Waitlist for AstraZeneca jab opens to volunteers

Luxembourg will set up a waiting list for people between 30 and 54 years volunteering to receive a shot of the AstraZeneca vaccine ahead of their scheduled turn as defined in the national roll-out strategy, Prime Minister Xavier Bettel said on Friday. 

The decision comes despite advice from the country's top infections diseases body not to administer the AstraZeneca shot to people below the age of 55 because of a possible link to rare cases of blood clots occuring. The government decided not to follow the recommendation.

“It is irresponsible to put tens of thousands of doses in a refrigerator and not to use them,” Bettel said, when explaining the reason behind the waiting list, adding that “the possibility of rare side effects (of a Covid vaccine) is just as low as with other vaccines and medicines”.  

Unified global tax could hamper competition, Chamber of Commerce head says

 Luxembourg should maintain the right to offer incentives that attract innovative companies, the head of the Chamber of Commerce said on Monday, after the Finance Ministry endorsed a US proposal for a minimum corporate tax of 21% globally.

"It sounds nice from a political point of view, but countries should retain some flexibility in offering tax incentives," Carlo Thelen told the Luxembourg Times in an interview. "(Fiscal policy) is a competition," he said.

Luxembourg's nominal tax rate of almost 25% is significantly higher than the median rate of 21% in the European Union, so it would be easy for the country to agree to a lower level, Thelen said.

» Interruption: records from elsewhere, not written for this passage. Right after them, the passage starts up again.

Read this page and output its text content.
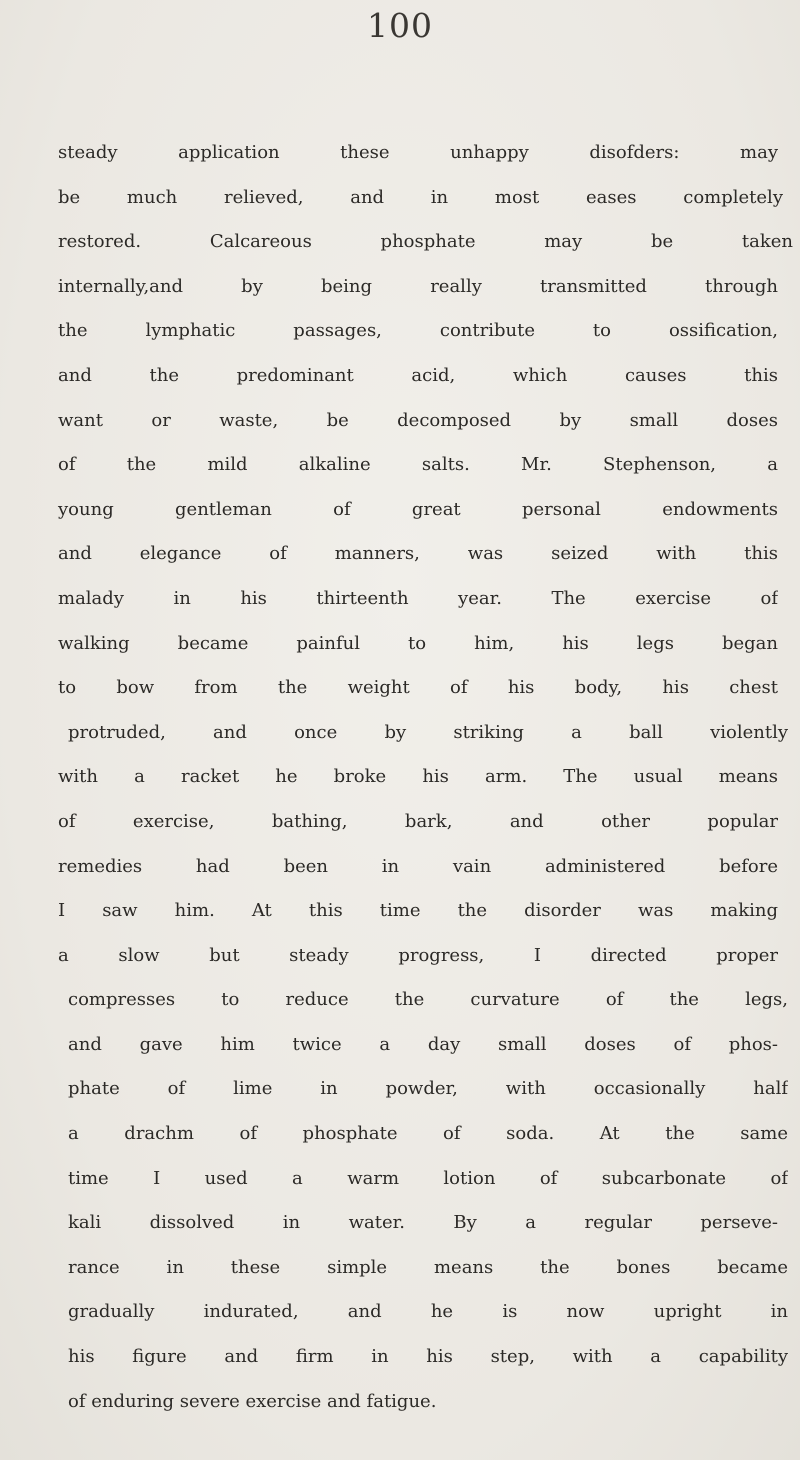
100
steady application these unhappy disofders: may
be much relieved, and in most eases completely
restored. Calcareous phosphate may be taken
internally,and by being really transmitted through
the lymphatic passages, contribute to ossification,
and the predominant acid, which causes this
want or waste, be decomposed by small doses
of the mild alkaline salts. Mr. Stephenson, a
young gentleman of great personal endowments
and elegance of manners, was seized with this
malady in his thirteenth year. The exercise of
walking became painful to him, his legs began
to bow from the weight of his body, his chest
protruded, and once by striking a ball violently
with a racket he broke his arm. The usual means
of exercise, bathing, bark, and other popular
remedies had been in vain administered before
I saw him. At this time the disorder was making
a slow but steady progress, I directed proper
compresses to reduce the curvature of the legs,
and gave him twice a day small doses of phos-
phate of lime in powder, with occasionally half
a drachm of phosphate of soda. At the same
time I used a warm lotion of subcarbonate of
kali dissolved in water. By a regular perseve-
rance in these simple means the bones became
gradually indurated, and he is now upright in
his figure and firm in his step, with a capability
of enduring severe exercise and fatigue.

"We need more solidarity, we need to break the mould of many multinationals trying to reduce their taxation close to zero, and that’s been recognised by all observers: we must avoid a race to the bottom,” Finance Minister Pierre Gramegna said in a Bloomberg Television interview last week. Luxembourg is “very pleased that this discussion is taking place”, he said. 

But the head of the Chamber of Commerce argued that the uniform corporate rate would punish countries that are better at managing budgets and the companies that operate in those jurisdictions.

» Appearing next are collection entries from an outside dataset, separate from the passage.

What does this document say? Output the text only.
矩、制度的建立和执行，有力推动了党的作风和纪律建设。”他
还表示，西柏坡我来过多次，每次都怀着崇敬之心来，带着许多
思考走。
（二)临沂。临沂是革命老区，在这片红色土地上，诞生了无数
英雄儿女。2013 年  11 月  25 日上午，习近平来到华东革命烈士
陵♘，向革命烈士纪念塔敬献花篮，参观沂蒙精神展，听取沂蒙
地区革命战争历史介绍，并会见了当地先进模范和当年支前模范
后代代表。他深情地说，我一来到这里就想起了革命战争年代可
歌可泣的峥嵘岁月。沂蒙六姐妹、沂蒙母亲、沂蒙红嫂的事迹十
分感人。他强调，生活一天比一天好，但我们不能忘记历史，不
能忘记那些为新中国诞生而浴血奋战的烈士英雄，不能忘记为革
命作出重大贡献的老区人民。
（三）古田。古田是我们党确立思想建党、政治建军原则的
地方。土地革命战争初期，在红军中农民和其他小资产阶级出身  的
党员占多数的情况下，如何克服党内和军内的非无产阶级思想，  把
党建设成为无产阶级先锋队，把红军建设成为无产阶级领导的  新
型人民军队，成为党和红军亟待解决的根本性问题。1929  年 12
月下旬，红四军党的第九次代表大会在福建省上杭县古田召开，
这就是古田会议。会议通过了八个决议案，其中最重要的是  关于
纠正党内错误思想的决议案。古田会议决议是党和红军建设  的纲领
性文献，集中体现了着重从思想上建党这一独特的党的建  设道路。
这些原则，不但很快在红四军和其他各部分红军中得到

SES continues to build foreign government ties

Luxembourg-based SES will spend $17 million (€14 million) for a new US facility in a sign that the satellite giant is strengthening its relationship with the country and its government clients.

The hub will be based just outside Washington DC, with local government in the state of Virginia giving Société Européenne des Satellites a $500,000 grant, the governor of the state bordering the federal capital said on Thursday. A company spokeswoman did not respond to a request for comment on Monday.

The satellite company will use the facility to consolidate US operations, technology, engineering and support functions. SES's business is split into two major divisions know as the Video and Network arms.

“Strong government contributions” from the US and other countries led to year-on-year underlying revenue growth for the company in 2020, the company said in its annual report. Governments made up 38% of SES's revenue in its network arm last year, the report said.

Luxembourg continues J&J rollout despite EU watchdog review

Luxembourg is continuing to administer the Johnson&Johnson vaccine, the country's health ministry said on Wednesday, despite the jab being investigated by the EU's drug regulator after rare cases of blood clotting in the US.

"At this stage, there is no change in the vaccination campaign in Luxembourg," health ministry spokeswoman Monique Putz said in an statement to The Luxembourg Times. "The Janssen vaccine has been administered in Luxembourg since this morning (Wednesday)."